Kuhn percebeu que essas influências são inerentes à racionalidade humana e se propôs a pensar a Ciência com base nelas e de acordo com a seguinte linha de desenvolvimento:  1. Pré-Ciência, 2. Ciência normal, 3. Crise, 4. Revolução científica e 5. Nova Ciência normal.  O conceito mais importante para Kuhn é o de paradigma, que é o modelo da Ciência normal. Durante um tempo, todos os cientistas procuram orientar suas pesquisas com base em um modelo, de maneira a preservar a verdade científica. O que não se encaixar nesse modelo será excluído; será considerado anomalia, mas isso também pode indicar que o cientista não aplicou corretamente o modelo e sua metodologia. Para Kuhn, o determinante das normas da Ciência é o paradigma aceito pelos cientistas. Mas, por motivos nem sempre racionais, os cientistas mudam de paradigma, após uma crise da Ciência normal, o que, em geral, é fundamentado na anomalia, isto é, quando a Ciência normal não consegue responder a alguns problemas, como a órbita de Mercúrio para a física newtoniana.

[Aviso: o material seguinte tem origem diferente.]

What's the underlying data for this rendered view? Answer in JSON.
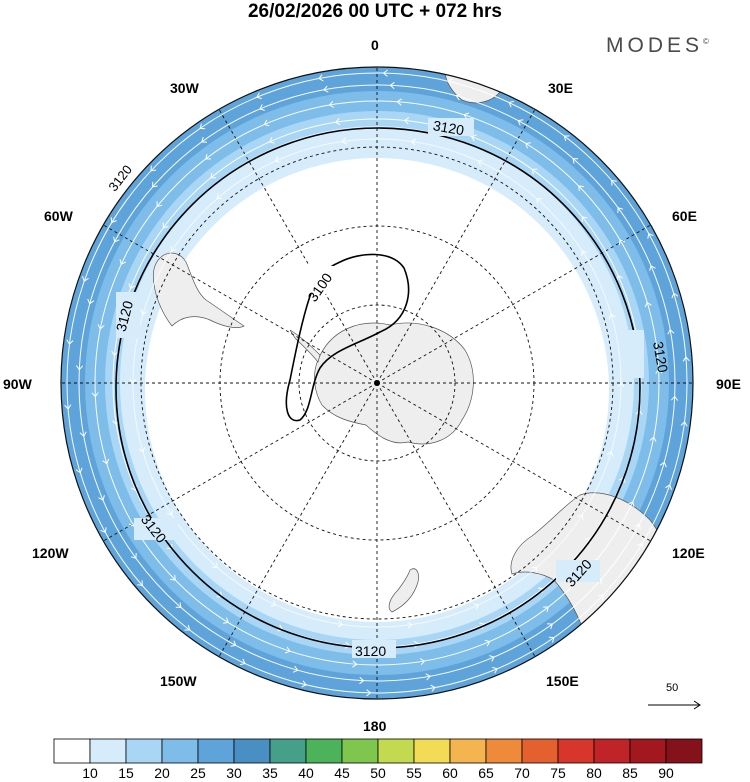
{
  "header": {
    "title": "26/02/2026  00 UTC  + 072 hrs",
    "logo": "MODES",
    "logo_mark": "©"
  },
  "map": {
    "projection": "south-polar-stereographic",
    "longitude_labels": {
      "lon_0": "0",
      "lon_30E": "30E",
      "lon_60E": "60E",
      "lon_90E": "90E",
      "lon_120E": "120E",
      "lon_150E": "150E",
      "lon_180": "180",
      "lon_150W": "150W",
      "lon_120W": "120W",
      "lon_90W": "90W",
      "lon_60W": "60W",
      "lon_30W": "30W"
    },
    "contour_labels": {
      "c1": "3120",
      "c2": "3120",
      "c3": "3120",
      "c4": "3120",
      "c5": "3120",
      "c6": "3120",
      "c7": "3100"
    },
    "contour_value": 3120,
    "reference_vector": "50",
    "colors": {
      "ocean_calm": "#ffffff",
      "band_15_20": "#d6ecfb",
      "band_20_25": "#a9d6f5",
      "band_25_30": "#7ebce9",
      "band_30_35": "#5ea3da",
      "land": "#eeeeee"
    }
  },
  "colorbar": {
    "labels": [
      "10",
      "15",
      "20",
      "25",
      "30",
      "35",
      "40",
      "45",
      "50",
      "55",
      "60",
      "65",
      "70",
      "75",
      "80",
      "85",
      "90"
    ],
    "colors": [
      "#ffffff",
      "#d6ecfb",
      "#a9d6f5",
      "#7ebce9",
      "#5ea3da",
      "#4a8fc4",
      "#45a08a",
      "#4cb35a",
      "#7fc64f",
      "#c3d94f",
      "#f3dc55",
      "#f4b450",
      "#f08a3b",
      "#e5602f",
      "#d9362b",
      "#c02328",
      "#a3171e",
      "#85121a"
    ]
  }
}
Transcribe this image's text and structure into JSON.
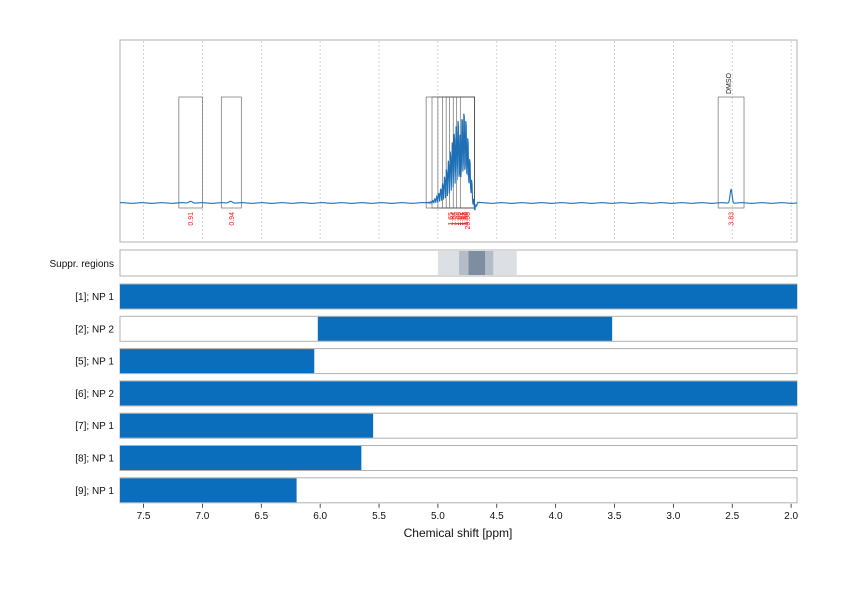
{
  "chart_data": {
    "type": "line",
    "title": "",
    "xlabel": "Chemical shift [ppm]",
    "xlim": [
      7.7,
      1.95
    ],
    "x_reversed": true,
    "xticks": [
      "7.5",
      "7.0",
      "6.5",
      "6.0",
      "5.5",
      "5.0",
      "4.5",
      "4.0",
      "3.5",
      "3.0",
      "2.5",
      "2.0"
    ],
    "tick_values": [
      7.5,
      7.0,
      6.5,
      6.0,
      5.5,
      5.0,
      4.5,
      4.0,
      3.5,
      3.0,
      2.5,
      2.0
    ],
    "grid": true,
    "spectrum_color": "#1f6fb4",
    "integration_regions": [
      {
        "from": 7.2,
        "to": 7.0,
        "label": "0.91"
      },
      {
        "from": 6.84,
        "to": 6.67,
        "label": "0.94"
      },
      {
        "from": 5.1,
        "to": 4.69,
        "label": "1.65"
      },
      {
        "from": 5.05,
        "to": 4.69,
        "label": "1.64"
      },
      {
        "from": 5.0,
        "to": 4.69,
        "label": "1.59"
      },
      {
        "from": 4.96,
        "to": 4.69,
        "label": "1.66"
      },
      {
        "from": 4.93,
        "to": 4.69,
        "label": "1.62"
      },
      {
        "from": 4.9,
        "to": 4.69,
        "label": "1.51"
      },
      {
        "from": 4.87,
        "to": 4.69,
        "label": "1.52"
      },
      {
        "from": 4.84,
        "to": 4.69,
        "label": "1.60"
      },
      {
        "from": 4.81,
        "to": 4.69,
        "label": "20.06"
      },
      {
        "from": 2.62,
        "to": 2.4,
        "label": "3.83"
      }
    ],
    "annotations": [
      {
        "x": 2.5,
        "label": "DMSO"
      }
    ],
    "suppressed_regions_label": "Suppr. regions",
    "suppressed_regions": [
      {
        "from": 5.0,
        "to": 4.33,
        "opacity": 0.18
      },
      {
        "from": 4.82,
        "to": 4.53,
        "opacity": 0.25
      },
      {
        "from": 4.74,
        "to": 4.6,
        "opacity": 0.45
      }
    ],
    "series": [
      {
        "name": "[1]; NP 1",
        "from": 7.7,
        "to": 1.95
      },
      {
        "name": "[2]; NP 2",
        "from": 6.02,
        "to": 3.52
      },
      {
        "name": "[5]; NP 1",
        "from": 7.7,
        "to": 6.05
      },
      {
        "name": "[6]; NP 2",
        "from": 7.7,
        "to": 1.95
      },
      {
        "name": "[7]; NP 1",
        "from": 7.7,
        "to": 5.55
      },
      {
        "name": "[8]; NP 1",
        "from": 7.7,
        "to": 5.65
      },
      {
        "name": "[9]; NP 1",
        "from": 7.7,
        "to": 6.2
      }
    ],
    "bar_color": "#0a6ebd"
  }
}
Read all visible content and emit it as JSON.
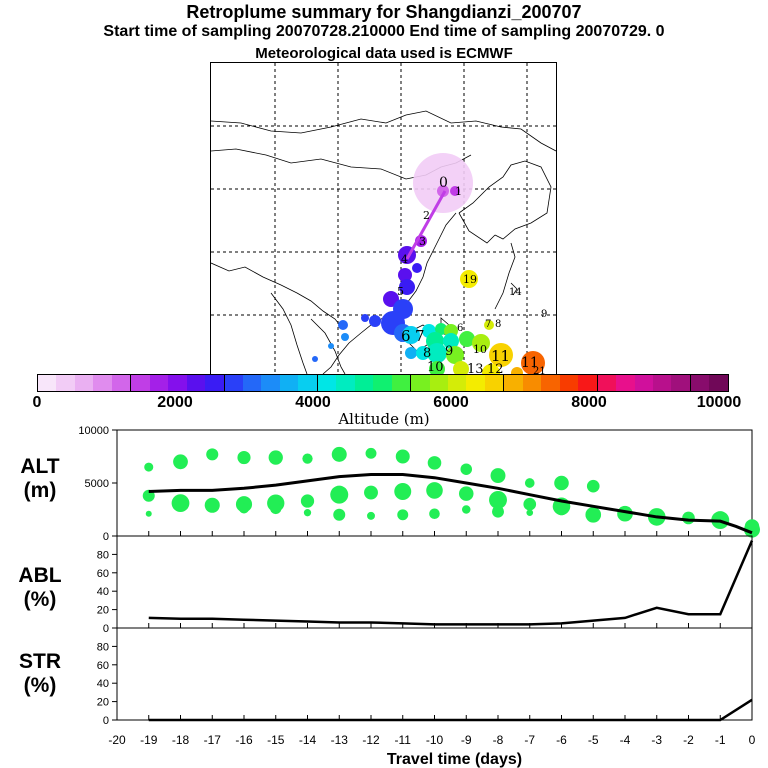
{
  "header": {
    "title": "Retroplume summary for Shangdianzi_200707",
    "sampling_line": "Start time of sampling 20070728.210000     End time of sampling 20070729.     0",
    "met_line": "Meteorological data used is ECMWF"
  },
  "colorbar": {
    "title": "Altitude (m)",
    "tick_labels": [
      "0",
      "2000",
      "4000",
      "6000",
      "8000",
      "10000"
    ],
    "colors": [
      "#f8e6fa",
      "#f2ccf6",
      "#eab0f2",
      "#e08cee",
      "#d266ea",
      "#c03ee6",
      "#a420e8",
      "#8410ec",
      "#5a10ee",
      "#3a1cf4",
      "#2a40f8",
      "#2468f8",
      "#1c8cf8",
      "#10b0f4",
      "#08cef0",
      "#00e6e6",
      "#00ecc0",
      "#00ee96",
      "#10f070",
      "#40f040",
      "#78f020",
      "#a8ee10",
      "#d4ec08",
      "#f4ec00",
      "#f8d200",
      "#f8b000",
      "#f88c00",
      "#f86400",
      "#f83c00",
      "#f81818",
      "#f0105a",
      "#e8108c",
      "#d0109c",
      "#b8108c",
      "#a0107c",
      "#880c6c",
      "#700858"
    ]
  },
  "map": {
    "trajectory_labels": [
      "0",
      "1",
      "2",
      "3",
      "4",
      "5",
      "6",
      "7",
      "8",
      "9",
      "10",
      "11",
      "12",
      "13",
      "19",
      "14",
      "11",
      "9",
      "8",
      "7",
      "6",
      "21",
      "10"
    ]
  },
  "panels": {
    "alt_label": [
      "ALT",
      "(m)"
    ],
    "abl_label": [
      "ABL",
      "(%)"
    ],
    "str_label": [
      "STR",
      "(%)"
    ],
    "xlabel": "Travel time (days)"
  },
  "chart_data": [
    {
      "type": "line",
      "title": "ALT (m)",
      "xlabel": "Travel time (days)",
      "ylabel": "ALT (m)",
      "xlim": [
        -20,
        0
      ],
      "ylim": [
        0,
        10000
      ],
      "x_ticks": [
        "-20",
        "-19",
        "-18",
        "-17",
        "-16",
        "-15",
        "-14",
        "-13",
        "-12",
        "-11",
        "-10",
        "-9",
        "-8",
        "-7",
        "-6",
        "-5",
        "-4",
        "-3",
        "-2",
        "-1",
        "0"
      ],
      "y_ticks": [
        "0",
        "5000",
        "10000"
      ],
      "series": [
        {
          "name": "mean altitude",
          "x": [
            -19,
            -18,
            -17,
            -16,
            -15,
            -14,
            -13,
            -12,
            -11,
            -10,
            -9,
            -8,
            -7,
            -6,
            -5,
            -4,
            -3,
            -2,
            -1,
            -0.5,
            0
          ],
          "values": [
            4200,
            4300,
            4300,
            4500,
            4800,
            5200,
            5600,
            5800,
            5800,
            5500,
            5000,
            4500,
            3900,
            3300,
            2800,
            2300,
            1800,
            1500,
            1400,
            900,
            300
          ]
        },
        {
          "name": "upper cluster",
          "x": [
            -19,
            -18,
            -17,
            -16,
            -15,
            -14,
            -13,
            -12,
            -11,
            -10,
            -9,
            -8,
            -7,
            -6,
            -5
          ],
          "values": [
            6500,
            7000,
            7700,
            7400,
            7400,
            7300,
            7700,
            7800,
            7500,
            6900,
            6300,
            5700,
            5000,
            5000,
            4700
          ]
        },
        {
          "name": "middle cluster",
          "x": [
            -19,
            -18,
            -17,
            -16,
            -15,
            -14,
            -13,
            -12,
            -11,
            -10,
            -9,
            -8,
            -7,
            -6,
            -5,
            -4,
            -3,
            -2,
            -1,
            0
          ],
          "values": [
            3800,
            3100,
            2900,
            3000,
            3100,
            3300,
            3900,
            4100,
            4200,
            4300,
            4000,
            3400,
            3000,
            2800,
            2000,
            2100,
            1800,
            1700,
            1500,
            900
          ]
        },
        {
          "name": "lower cluster",
          "x": [
            -19,
            -18,
            -17,
            -16,
            -15,
            -14,
            -13,
            -12,
            -11,
            -10,
            -9,
            -8,
            -7,
            -6
          ],
          "values": [
            2100,
            3200,
            2800,
            2600,
            2600,
            2200,
            2000,
            1900,
            2000,
            2100,
            2500,
            2300,
            2200,
            2500
          ]
        }
      ]
    },
    {
      "type": "line",
      "title": "ABL (%)",
      "xlabel": "Travel time (days)",
      "ylabel": "ABL (%)",
      "xlim": [
        -20,
        0
      ],
      "ylim": [
        0,
        100
      ],
      "y_ticks": [
        "0",
        "20",
        "40",
        "60",
        "80"
      ],
      "series": [
        {
          "name": "ABL",
          "x": [
            -19,
            -18,
            -17,
            -16,
            -15,
            -14,
            -13,
            -12,
            -11,
            -10,
            -9,
            -8,
            -7,
            -6,
            -5,
            -4,
            -3,
            -2,
            -1,
            0
          ],
          "values": [
            11,
            10,
            10,
            9,
            8,
            7,
            6,
            6,
            5,
            4,
            4,
            4,
            4,
            5,
            8,
            11,
            22,
            15,
            15,
            95
          ]
        }
      ]
    },
    {
      "type": "line",
      "title": "STR (%)",
      "xlabel": "Travel time (days)",
      "ylabel": "STR (%)",
      "xlim": [
        -20,
        0
      ],
      "ylim": [
        0,
        100
      ],
      "y_ticks": [
        "0",
        "20",
        "40",
        "60",
        "80"
      ],
      "series": [
        {
          "name": "STR",
          "x": [
            -19,
            -18,
            -17,
            -16,
            -15,
            -14,
            -13,
            -12,
            -11,
            -10,
            -9,
            -8,
            -7,
            -6,
            -5,
            -4,
            -3,
            -2,
            -1,
            0
          ],
          "values": [
            0,
            0,
            0,
            0,
            0,
            0,
            0,
            0,
            0,
            0,
            0,
            0,
            0,
            0,
            0,
            0,
            0,
            0,
            0,
            22
          ]
        }
      ]
    }
  ]
}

Essa crise estende-se até uma revolução científica, quando a maneira de fazer Ciência muda completamente. Quando ocorre essa mudança, segundo Kuhn, chega-se a uma nova Ciência normal, praticada, a partir desse momento, de acordo com um novo paradigma.
É preciso considerar que a racionalidade científica encontra problemas dentro e fora de seu espaço de ação. Dentro desse espaço são as anomalias e, fora dele, são as necessidades humanas da pesquisa científica. Instituições, empresas e governos procuram fazer que a Ciência seja orientada por seus interesses, não apenas por mera curiosidade.
Com base no texto, responda as seguintes questões:
1.       Qual é a natureza de todos os nossos raciocínios sobre os fatos, segundo Hume?
2.       De acordo com Hume, qual é o fundamento de todos os nossos raciocínios e conclusões sobre a relação de causa e efeito?
3.       Por que Hume vê um problema na fundamentação das conclusões por meio da observação da experiência?
4.       Para muitos filósofos, na Ciência, que sentido a dedução toma?
5.       Por que a previsão do peru falhou?
6.       Quais são os problemas que precisamos discutir a respeito da indução, como fundamento da Ciência.
7.       Por que as percepções que vêm dos sentidos não são as mesmas para todos?
8.       Os fenômenos, como “o Sol atravessa o vidro e aquece a carteira”. Nesse contexto, o que podemos afirmar?
9.       Para os falsificacionistas, entre os quais Karl Popper é um dos mais importantes, de onde vem o valor de um conhecimento científico?
10.   Para os falsificacionistas, quais são os critérios para uma boa teoria cientifica?
11.   Para os falsificacionistas, como a Ciência progride?
12.   Explique a linha de desenvolvimento da ciência proposta por Thomas Kuhn.
13.   O que é um paradigma, segundo Thomas Kuhn?
14.   Pesquisar vida e obras de Karl Popper, Thomas Kuhn, David Hume e as expressões: “Ciência”, “termo científico”, “Hipótese”, “tese”, “Indução” e “Dedução”.